The film about the couple who were the plaintiffs in the landmark 1967 Supreme Court case Loving v. Virginia was, surprisingly, actually about the couple. It was not just about the Supreme Court case that ruled that laws banning interracial marriage were unconstitutional. In fact, there was very little (a couple minutes at most) about the Supreme Court case.

Nichols explains this choice in an interview with Gold Derby, saying that in the movie “we aren’t talking about issues […] we’re talking about people.”

He is right. This was not a movie about well-dressed white men in stuffy rooms, yelling righteously at one another amid the flash of the press’s cameras and the shuffling of incomprehensible legal papers. This really was a movie about the people affected by anti-miscegeny laws, the Richard and Mildred Lovings of the United States.

But while the acting was great, with Ruth Negga playing Mildred Loving and Joel Edgerton playing Richard, a couple of poor decisions about dialogue, character development and storytelling made Nichols’ decision to focus on the perspective of Mildred and Richard Loving ineffective.

There was very little dialogue or action; many shots just captured the expressions of the main actors silently staring out in the fields or the city. This lent a slow, almost languorous quality to the film. Although the snail-like pace likely mirrored the languor of the nine years Richard and Mildred Loving spent trying to be legally married in Virginia, it also made the two hour film seem that much longer.

More than that, though, the long looks and shots without any dialogue did not seem to serve any purpose. After watching a two hour movie with more than 80 percent of it centered around Mildred and Richard Loving, I felt like I should come away knowing what type of people they were. I wanted to know what they enjoyed, what their aspirations were, how they would act and react, and really, most important, why they had come to love each other.

I did not learn any of that. The movie does not show the process of how Mildred and Richard Loving fall in love, it starts with Mildred becoming pregnant. Their love is something that is just supposed to be taken as a fact.

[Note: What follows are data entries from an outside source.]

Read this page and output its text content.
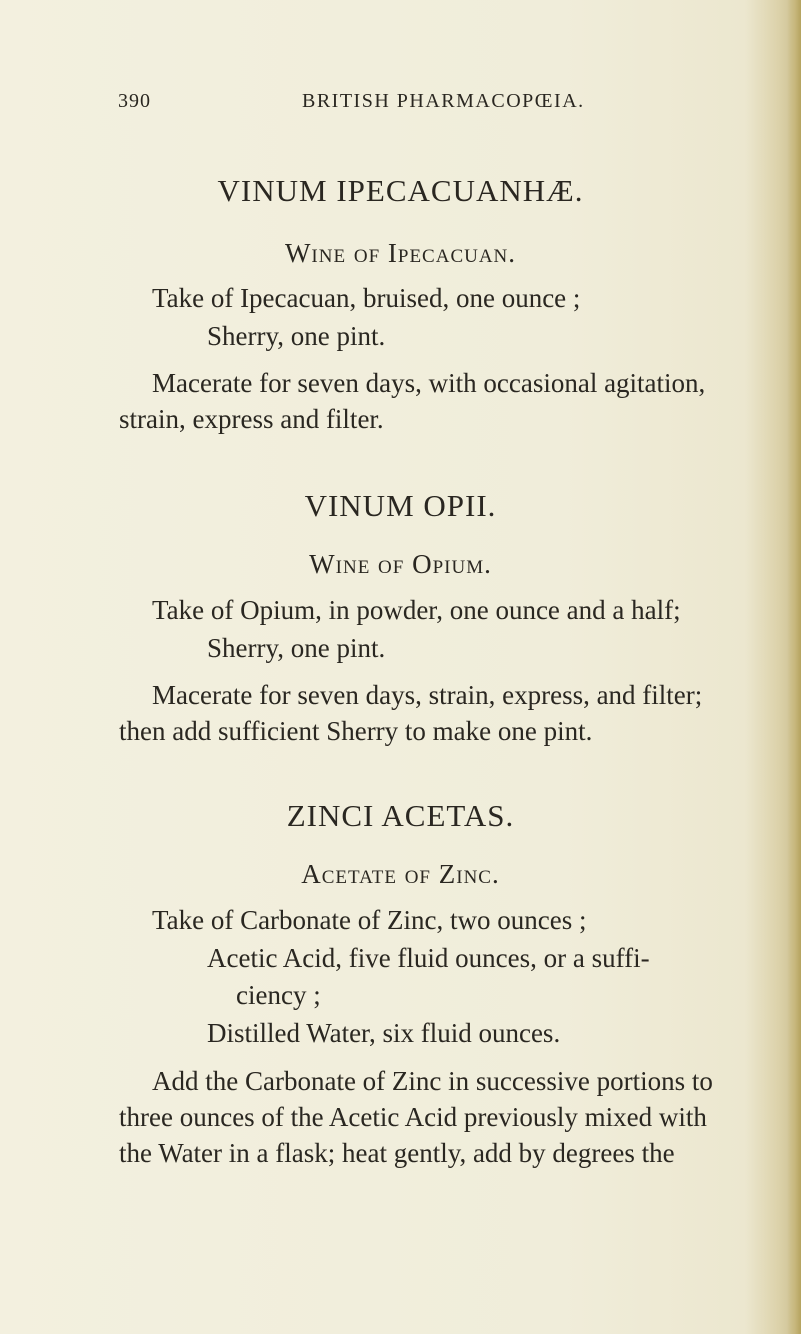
390	BRITISH PHARMACOPŒIA.
VINUM IPECACUANHÆ.
Wine of Ipecacuan.
Take of Ipecacuan, bruised, one ounce ;
Sherry, one pint.
Macerate for seven days, with occasional agitation,
strain, express and filter.
VINUM OPII.
Wine of Opium.
Take of Opium, in powder, one ounce and a half;
Sherry, one pint.
Macerate for seven days, strain, express, and filter;
then add sufficient Sherry to make one pint.
ZINCI ACETAS.
Acetate of Zinc.
Take of Carbonate of Zinc, two ounces ;
Acetic Acid, five fluid ounces, or a suffi-
ciency ;
Distilled Water, six fluid ounces.
Add the Carbonate of Zinc in successive portions to
three ounces of the Acetic Acid previously mixed with
the Water in a flask; heat gently, add by degrees the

Richard and Mildred hardly talk. And when they do, it is rarely anything revealing. Taciturn people do exist, but nobody is really that emotionally vacant, especially with their loved ones.

Instead of the insights and character development that I expected to see, I was treated to long scenes showing the Virginia wilderness. More shots of the Virginia wilderness, really, than I think I needed.

This is where Nichols’ decision to eschew politics comes back to hurt him. He had two hours to convey the characters and the love of Mildred and Richard Loving. He did not do that. He also, in those two hours, did not explain the history, relevance or importance of anti-miscegeny laws in the United States.

Ultimately, what Nichols did end up accomplishing was a movie with both little artistic value and little educational value. This is a disservice to history, as it is unlikely that anyone in the near future will make another movie about Loving v. Virginia. There will not be another large platform for the historical analysis of anti-miscegeny laws in the United States.

Nichols had, within his grasp, a real opportunity to educate viewers. He gave that up when he decided to oversimplify the plot.

Why was it that the Supreme Court decided to hear the case that year? Had other cases challenging laws against interracial marriage ever been appealed to the Supreme Court? How many states still had anti-miscegeny laws in 1967? How many couples were affected by the ruling?

These are only some of the many questions I had as I left the theater. The only hope is, really, that after watching the movie viewers are so confused that they look up the answers to questions like these on their own.